If the attribute is the SELinux attribute, then this function first
checks whether mountpoint labeling is being used, in which case it
immediately returns an error indicating that setxattr is not
supported. Otherwise, the function checks whether the process owns
the file and if not, checks CAP_FOWNER capability, in order to provide
a DAC restriction over file relabeling. The function then applies a
series of mandatory permission checks for file relabeling, as
summarized in Table 21. It also invokes the
security server's security_validate_transition
function to apply any checks based on all three security contexts (the
old file context, the new file context, and the process context)

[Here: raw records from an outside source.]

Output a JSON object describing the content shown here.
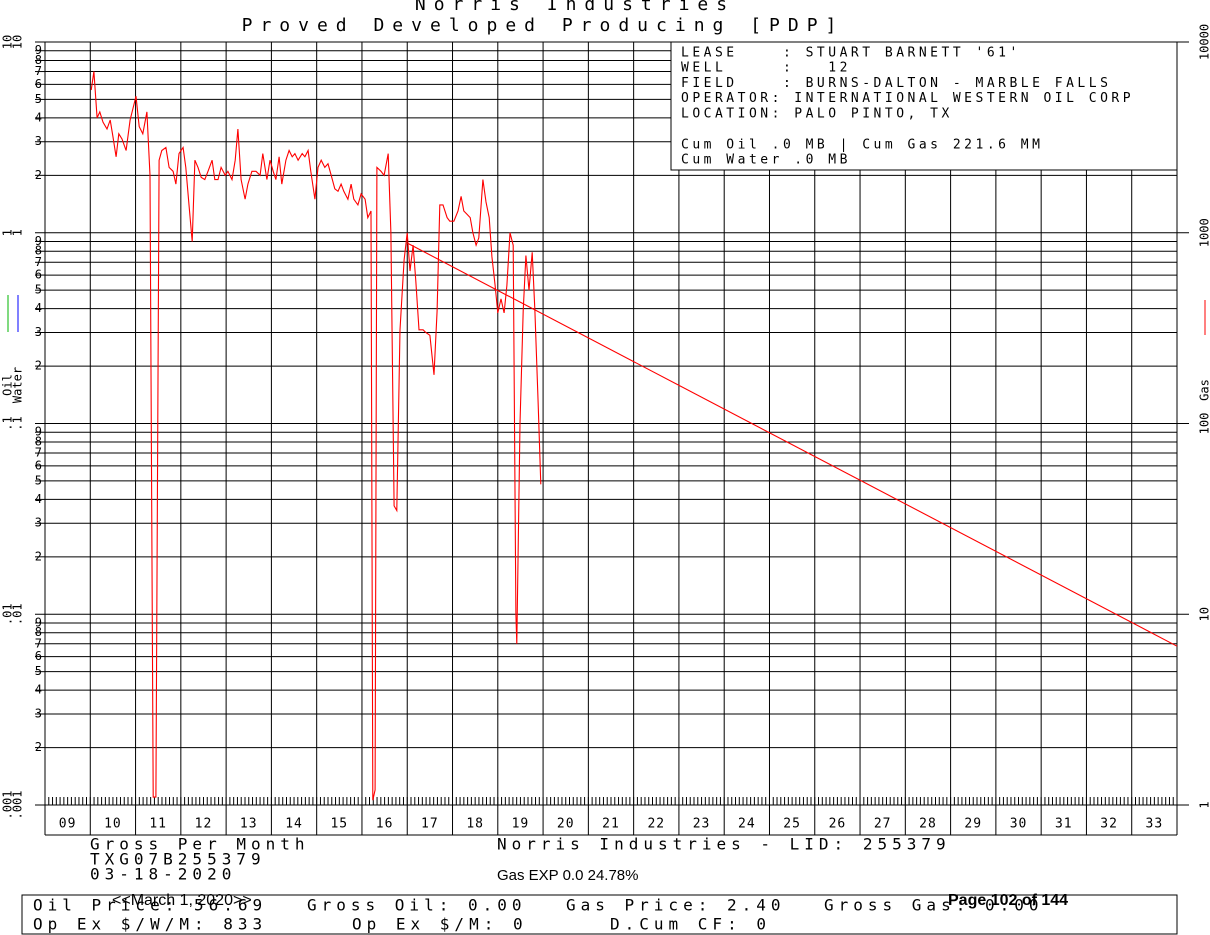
{
  "chart_data": {
    "type": "line",
    "title": "Norris Industries",
    "subtitle": "Proved Developed Producing [PDP]",
    "log_scale": true,
    "grid": true,
    "xlim": [
      9,
      34
    ],
    "years": [
      "09",
      "10",
      "11",
      "12",
      "13",
      "14",
      "15",
      "16",
      "17",
      "18",
      "19",
      "20",
      "21",
      "22",
      "23",
      "24",
      "25",
      "26",
      "27",
      "28",
      "29",
      "30",
      "31",
      "32",
      "33"
    ],
    "ylim": [
      1,
      10000
    ],
    "yticks": [
      1,
      10,
      100,
      1000,
      10000
    ],
    "y2lim": [
      0.001,
      10
    ],
    "y2ticks": [
      {
        "value": 0.001,
        "label": ".001"
      },
      {
        "value": 0.01,
        "label": ".01"
      },
      {
        "value": 0.1,
        "label": ".1"
      },
      1,
      10
    ],
    "minor_ticks": [
      2,
      3,
      4,
      5,
      6,
      7,
      8,
      9
    ],
    "y2_series": [
      {
        "name": "Oil",
        "color": "#00b400"
      },
      {
        "name": "Water",
        "color": "#0000ff"
      }
    ],
    "series": [
      {
        "name": "Gas",
        "color": "#ff0000",
        "axis": "y",
        "x": [
          10.02,
          10.08,
          10.15,
          10.21,
          10.28,
          10.37,
          10.44,
          10.5,
          10.57,
          10.63,
          10.7,
          10.79,
          10.88,
          11.01,
          11.08,
          11.16,
          11.25,
          11.32,
          11.39,
          11.45,
          11.52,
          11.58,
          11.67,
          11.74,
          11.83,
          11.89,
          11.96,
          12.05,
          12.11,
          12.18,
          12.25,
          12.31,
          12.38,
          12.45,
          12.53,
          12.6,
          12.69,
          12.75,
          12.82,
          12.89,
          12.98,
          13.04,
          13.13,
          13.2,
          13.26,
          13.33,
          13.42,
          13.48,
          13.57,
          13.66,
          13.75,
          13.81,
          13.9,
          13.97,
          14.04,
          14.1,
          14.17,
          14.23,
          14.32,
          14.39,
          14.46,
          14.52,
          14.59,
          14.68,
          14.74,
          14.81,
          14.87,
          14.96,
          15.03,
          15.1,
          15.18,
          15.25,
          15.32,
          15.4,
          15.47,
          15.54,
          15.6,
          15.69,
          15.76,
          15.82,
          15.91,
          15.98,
          16.07,
          16.13,
          16.2,
          16.24,
          16.29,
          16.33,
          16.42,
          16.49,
          16.58,
          16.64,
          16.71,
          16.77,
          16.84,
          16.93,
          17.0,
          17.06,
          17.13,
          17.19,
          17.26,
          17.35,
          17.41,
          17.5,
          17.59,
          17.66,
          17.72,
          17.79,
          17.88,
          17.94,
          18.03,
          18.12,
          18.19,
          18.25,
          18.32,
          18.39,
          18.45,
          18.52,
          18.58,
          18.67,
          18.74,
          18.81,
          18.87,
          18.94,
          19.0,
          19.07,
          19.14,
          19.2,
          19.27,
          19.34,
          19.4,
          19.42,
          19.49,
          19.56,
          19.62,
          19.69,
          19.76,
          19.82,
          19.89,
          19.95
        ],
        "values": [
          5600,
          7000,
          4000,
          4300,
          3800,
          3500,
          3900,
          3200,
          2500,
          3300,
          3100,
          2700,
          3900,
          5200,
          3600,
          3300,
          4300,
          2000,
          1.1,
          1.1,
          2400,
          2700,
          2800,
          2200,
          2100,
          1800,
          2600,
          2800,
          2200,
          1400,
          900,
          2400,
          2200,
          1950,
          1900,
          2100,
          2400,
          1900,
          1900,
          2200,
          2000,
          2100,
          1900,
          2400,
          3500,
          1900,
          1500,
          1800,
          2100,
          2100,
          2000,
          2600,
          1900,
          2400,
          2100,
          1900,
          2500,
          1800,
          2400,
          2700,
          2500,
          2600,
          2400,
          2600,
          2500,
          2700,
          2100,
          1500,
          2200,
          2400,
          2200,
          2300,
          2000,
          1700,
          1650,
          1800,
          1650,
          1500,
          1800,
          1500,
          1400,
          1600,
          1500,
          1200,
          1300,
          1.06,
          1.2,
          2200,
          2100,
          2000,
          2600,
          1000,
          37,
          35,
          310,
          720,
          1000,
          630,
          860,
          560,
          310,
          310,
          300,
          290,
          180,
          390,
          1400,
          1400,
          1200,
          1150,
          1150,
          1300,
          1550,
          1300,
          1250,
          1200,
          1000,
          860,
          940,
          1900,
          1450,
          1200,
          750,
          530,
          380,
          450,
          380,
          530,
          1000,
          860,
          10,
          7,
          100,
          390,
          760,
          500,
          790,
          390,
          130,
          48
        ]
      }
    ],
    "forecast": {
      "color": "#ff0000",
      "x": [
        17.0,
        34
      ],
      "values": [
        884,
        6.8
      ]
    },
    "info_box": [
      "LEASE    : STUART BARNETT '61'",
      "WELL     :   12",
      "FIELD    : BURNS-DALTON - MARBLE FALLS",
      "OPERATOR: INTERNATIONAL WESTERN OIL CORP",
      "LOCATION: PALO PINTO, TX"
    ],
    "cum_lines": [
      "Cum Oil .0 MB | Cum Gas 221.6 MM",
      "Cum Water .0 MB"
    ]
  },
  "footer": {
    "left": [
      "Gross Per Month",
      "TXG07B255379",
      "03-18-2020"
    ],
    "center": "Norris Industries - LID: 255379",
    "gas_exp": "Gas EXP 0.0 24.78%",
    "row1": [
      "Oil Price: 56.69",
      "Gross Oil: 0.00",
      "Gas Price: 2.40",
      "Gross Gas: 0.00"
    ],
    "row2": [
      "Op Ex $/W/M: 833",
      "Op Ex $/M: 0",
      "D.Cum CF: 0"
    ],
    "date_nav": "<<March 1, 2020>>",
    "page": "Page 102 of 144"
  }
}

together. This function was introduced as part of the enhanced MLS
support to support MLS upgrade and downgrade checks, but can be
generally applied for other kinds of policy logic as well.
The remaining inode hook functions are called to check permissions for various operations. Since each of these remaining hook functions only require a single permission between the current task and the file, the permission checks are all described in Table 22.
Table 22. Remaining Inode Hook Permission Checks
Hook | Permission |
---|---|
selinux_inode_readlink | read |
selinux_inode_follow_link | read |
selinux_inode_setattr | setattr or write |
selinux_inode_getattr | getattr |
selinux_inode_getxattr | getattr |
selinux_inode_listxattr | getattr |
selinux_inode_setattr
hook checks the
setattr
permission to the file if setting the
file mode, uid, gid or explicitly setting the timestamps to a
particular value via utimes; otherwise, it merely checks write
permission. Separate permissions could be defined for different kinds
of setattr operations, e.g. chown, chmod, utimes, truncate. However,
this level of distinction does not seem to be necessary to support
mandatory access control policies. Second, the
selinux_inode_follow_link
hook checks the same
permission as the selinux_inode_readlink
hook,
i.e. read permission. While this is correct from an information flow
perspective and while even reading a malicious symlink may constitute
a hazard (e.g. for realpath(3)), it may be desirable in the future to
introduce a separate follow permission to allow a trusted process to
see all symlinks (e.g. for ls -l) without necessarily being able to
follow them (in order to protect against malicious symlinks).